There was no help for it now, and so she spoke words she would never have believed she could utter. “Will you take me with you?”

Finally he found the courage to take her hand. Mr. Morrison smiled at her, and his eyes moistened. “I should like nothing better than to have you with me, but it is far too dangerous.”

Lucy swallowed, preparing her to say the words she had to say. “If you love me, you will take me with you.”

He looked down at the table for a long time. Finally, he met her eyes. “My search for the book will take me far away, to many different places, and I cannot harm your reputation by asking you to go with me unmarried. And I cannot now marry you. I should like nothing better, Lucy, but until this matter is resolved, my superior would not give me permission.”

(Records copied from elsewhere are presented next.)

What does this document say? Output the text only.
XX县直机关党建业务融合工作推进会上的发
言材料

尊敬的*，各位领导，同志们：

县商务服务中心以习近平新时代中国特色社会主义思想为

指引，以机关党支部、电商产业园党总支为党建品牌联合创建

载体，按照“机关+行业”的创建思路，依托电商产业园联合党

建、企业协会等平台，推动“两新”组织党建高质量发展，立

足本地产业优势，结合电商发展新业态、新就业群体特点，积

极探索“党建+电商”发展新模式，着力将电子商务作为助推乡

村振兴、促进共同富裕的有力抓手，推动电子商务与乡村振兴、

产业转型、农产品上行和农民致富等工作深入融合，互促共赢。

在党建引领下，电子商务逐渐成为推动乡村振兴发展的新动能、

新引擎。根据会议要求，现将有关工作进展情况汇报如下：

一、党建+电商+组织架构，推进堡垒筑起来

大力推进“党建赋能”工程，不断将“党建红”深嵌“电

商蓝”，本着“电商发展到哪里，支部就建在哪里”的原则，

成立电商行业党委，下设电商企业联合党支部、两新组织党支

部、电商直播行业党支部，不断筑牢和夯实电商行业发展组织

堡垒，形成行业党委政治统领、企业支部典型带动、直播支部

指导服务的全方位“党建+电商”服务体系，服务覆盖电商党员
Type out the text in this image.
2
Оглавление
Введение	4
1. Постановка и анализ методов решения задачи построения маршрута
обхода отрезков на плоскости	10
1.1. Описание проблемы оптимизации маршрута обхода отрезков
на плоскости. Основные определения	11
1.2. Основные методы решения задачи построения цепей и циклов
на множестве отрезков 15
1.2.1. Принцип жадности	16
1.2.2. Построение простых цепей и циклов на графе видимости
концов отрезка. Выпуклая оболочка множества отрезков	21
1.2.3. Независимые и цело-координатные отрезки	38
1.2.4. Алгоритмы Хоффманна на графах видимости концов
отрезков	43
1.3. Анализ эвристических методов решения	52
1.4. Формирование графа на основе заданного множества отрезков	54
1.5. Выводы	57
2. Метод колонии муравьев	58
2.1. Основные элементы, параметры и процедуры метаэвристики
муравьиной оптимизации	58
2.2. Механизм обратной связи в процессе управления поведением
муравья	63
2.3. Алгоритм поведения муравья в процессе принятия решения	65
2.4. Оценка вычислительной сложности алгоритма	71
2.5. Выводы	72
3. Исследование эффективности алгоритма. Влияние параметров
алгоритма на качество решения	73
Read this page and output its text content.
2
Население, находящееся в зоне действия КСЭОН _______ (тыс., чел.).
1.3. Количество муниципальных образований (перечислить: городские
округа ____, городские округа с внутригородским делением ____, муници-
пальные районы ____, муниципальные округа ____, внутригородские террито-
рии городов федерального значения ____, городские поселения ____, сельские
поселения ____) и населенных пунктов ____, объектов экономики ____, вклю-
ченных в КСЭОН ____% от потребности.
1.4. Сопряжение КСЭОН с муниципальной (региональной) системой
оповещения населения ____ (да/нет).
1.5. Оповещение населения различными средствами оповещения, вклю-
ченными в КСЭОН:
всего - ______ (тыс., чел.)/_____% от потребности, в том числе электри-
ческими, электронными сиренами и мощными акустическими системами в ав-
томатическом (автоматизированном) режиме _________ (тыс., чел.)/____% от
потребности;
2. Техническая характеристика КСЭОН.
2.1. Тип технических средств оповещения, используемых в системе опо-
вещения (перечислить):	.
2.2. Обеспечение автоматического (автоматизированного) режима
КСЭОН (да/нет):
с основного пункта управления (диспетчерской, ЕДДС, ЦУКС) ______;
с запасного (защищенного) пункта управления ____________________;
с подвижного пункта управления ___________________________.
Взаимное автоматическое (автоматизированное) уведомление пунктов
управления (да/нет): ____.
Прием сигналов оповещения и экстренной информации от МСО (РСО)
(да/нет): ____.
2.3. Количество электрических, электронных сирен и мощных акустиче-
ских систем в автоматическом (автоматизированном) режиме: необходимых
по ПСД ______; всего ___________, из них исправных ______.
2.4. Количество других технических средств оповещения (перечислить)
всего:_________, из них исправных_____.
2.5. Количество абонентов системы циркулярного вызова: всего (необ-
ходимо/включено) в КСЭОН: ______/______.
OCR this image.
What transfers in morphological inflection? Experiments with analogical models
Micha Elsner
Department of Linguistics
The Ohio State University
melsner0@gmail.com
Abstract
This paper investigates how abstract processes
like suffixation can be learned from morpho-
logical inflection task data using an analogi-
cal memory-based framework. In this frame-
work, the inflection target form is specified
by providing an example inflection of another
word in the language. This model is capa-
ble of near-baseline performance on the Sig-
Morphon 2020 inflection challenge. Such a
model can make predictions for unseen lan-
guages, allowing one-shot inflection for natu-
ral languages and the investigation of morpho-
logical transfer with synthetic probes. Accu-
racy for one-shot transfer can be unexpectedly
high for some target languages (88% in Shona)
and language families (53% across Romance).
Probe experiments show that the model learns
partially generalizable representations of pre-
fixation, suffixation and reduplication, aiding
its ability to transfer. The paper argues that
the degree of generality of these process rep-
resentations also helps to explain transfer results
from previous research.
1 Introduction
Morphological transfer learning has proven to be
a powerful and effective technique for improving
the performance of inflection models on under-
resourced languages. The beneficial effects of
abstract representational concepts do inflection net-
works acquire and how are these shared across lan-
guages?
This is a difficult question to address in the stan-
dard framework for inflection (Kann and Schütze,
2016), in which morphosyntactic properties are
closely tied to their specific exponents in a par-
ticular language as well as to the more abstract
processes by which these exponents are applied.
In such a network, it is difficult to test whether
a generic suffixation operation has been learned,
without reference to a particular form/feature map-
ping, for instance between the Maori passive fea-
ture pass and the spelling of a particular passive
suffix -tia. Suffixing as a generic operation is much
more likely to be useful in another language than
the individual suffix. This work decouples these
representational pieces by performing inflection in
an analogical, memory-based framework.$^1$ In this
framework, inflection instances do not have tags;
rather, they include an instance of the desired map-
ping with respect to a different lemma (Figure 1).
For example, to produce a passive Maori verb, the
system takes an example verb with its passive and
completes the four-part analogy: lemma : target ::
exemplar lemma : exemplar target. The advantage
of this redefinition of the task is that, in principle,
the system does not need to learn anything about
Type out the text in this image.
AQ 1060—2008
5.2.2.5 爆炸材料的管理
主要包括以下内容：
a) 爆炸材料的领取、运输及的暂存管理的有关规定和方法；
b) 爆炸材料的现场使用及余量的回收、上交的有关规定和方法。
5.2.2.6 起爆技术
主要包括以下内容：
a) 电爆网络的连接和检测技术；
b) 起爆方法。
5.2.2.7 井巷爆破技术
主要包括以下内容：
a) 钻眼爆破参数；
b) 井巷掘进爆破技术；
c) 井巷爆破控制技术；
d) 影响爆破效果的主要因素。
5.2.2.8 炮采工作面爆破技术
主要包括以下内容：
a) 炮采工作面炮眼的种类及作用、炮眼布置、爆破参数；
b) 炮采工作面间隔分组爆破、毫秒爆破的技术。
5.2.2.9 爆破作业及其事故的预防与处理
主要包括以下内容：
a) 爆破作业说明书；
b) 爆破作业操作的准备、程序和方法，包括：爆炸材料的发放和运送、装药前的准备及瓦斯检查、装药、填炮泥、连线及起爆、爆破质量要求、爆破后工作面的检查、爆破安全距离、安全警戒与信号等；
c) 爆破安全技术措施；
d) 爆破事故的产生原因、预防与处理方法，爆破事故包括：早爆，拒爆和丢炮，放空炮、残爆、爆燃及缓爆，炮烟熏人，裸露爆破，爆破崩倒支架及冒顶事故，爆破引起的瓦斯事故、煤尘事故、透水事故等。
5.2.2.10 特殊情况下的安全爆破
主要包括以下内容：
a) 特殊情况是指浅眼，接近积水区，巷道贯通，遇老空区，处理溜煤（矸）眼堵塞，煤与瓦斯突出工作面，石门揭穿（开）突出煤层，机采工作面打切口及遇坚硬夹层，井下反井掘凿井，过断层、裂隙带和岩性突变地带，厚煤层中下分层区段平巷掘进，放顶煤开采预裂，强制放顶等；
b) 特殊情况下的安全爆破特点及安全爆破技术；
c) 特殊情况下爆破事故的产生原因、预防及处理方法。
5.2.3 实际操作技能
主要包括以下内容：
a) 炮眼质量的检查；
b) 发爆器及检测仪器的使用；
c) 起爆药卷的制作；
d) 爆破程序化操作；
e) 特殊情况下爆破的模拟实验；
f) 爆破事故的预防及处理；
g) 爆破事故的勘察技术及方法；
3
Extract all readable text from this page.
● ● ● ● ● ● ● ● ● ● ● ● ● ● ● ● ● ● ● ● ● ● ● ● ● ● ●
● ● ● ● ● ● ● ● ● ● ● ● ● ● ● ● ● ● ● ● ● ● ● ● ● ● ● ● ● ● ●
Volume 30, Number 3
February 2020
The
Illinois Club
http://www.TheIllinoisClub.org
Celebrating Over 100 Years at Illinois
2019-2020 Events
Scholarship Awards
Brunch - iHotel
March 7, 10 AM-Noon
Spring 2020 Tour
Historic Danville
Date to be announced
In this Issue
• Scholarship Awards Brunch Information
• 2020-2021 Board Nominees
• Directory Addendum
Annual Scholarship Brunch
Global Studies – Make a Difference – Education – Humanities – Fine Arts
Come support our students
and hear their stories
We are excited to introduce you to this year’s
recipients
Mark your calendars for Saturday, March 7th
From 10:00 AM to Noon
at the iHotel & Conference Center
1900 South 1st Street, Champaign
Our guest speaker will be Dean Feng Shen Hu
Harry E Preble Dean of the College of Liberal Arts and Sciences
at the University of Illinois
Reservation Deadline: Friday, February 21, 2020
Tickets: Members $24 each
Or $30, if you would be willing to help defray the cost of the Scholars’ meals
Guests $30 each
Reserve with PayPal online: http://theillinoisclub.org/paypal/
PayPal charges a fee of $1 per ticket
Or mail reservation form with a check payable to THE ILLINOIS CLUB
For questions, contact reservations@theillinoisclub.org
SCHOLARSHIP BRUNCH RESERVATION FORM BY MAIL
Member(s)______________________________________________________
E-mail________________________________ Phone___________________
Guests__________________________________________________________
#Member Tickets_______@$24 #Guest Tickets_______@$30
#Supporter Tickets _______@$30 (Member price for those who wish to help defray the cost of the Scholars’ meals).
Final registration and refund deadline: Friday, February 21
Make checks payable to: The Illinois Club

No one is asking you to marry me, thought Lucy bitterly, and yet, she could not help but consider this offer as though it were serious, as though it were brought on by something other than her magic and her will. Mr. Morrison was a gentleman, he had money and certainly influence of some kind. He was charming and clever and handsome. Ought she not to set aside her past antipathy and encourage this line of conversation?

“However,” he said, snapping her out of her thoughts, “before I travel, I must look for some of the missing pages close to hand. It will be dangerous, but you are a woman of some skill, so if you do precisely what I say, I will venture to bring you with me.”

It was better than nothing. It was a start. “Where do we go?”

He made a face of disgust. “To a vile place, Lucy. One as full of demons and ghosts as anywhere on earth. We go to an estate whose every stone is permeated with evil and dissipation. It is the ruined home of a corrupted baron who is more devil than man. The place I speak of is called Newstead Abbey.”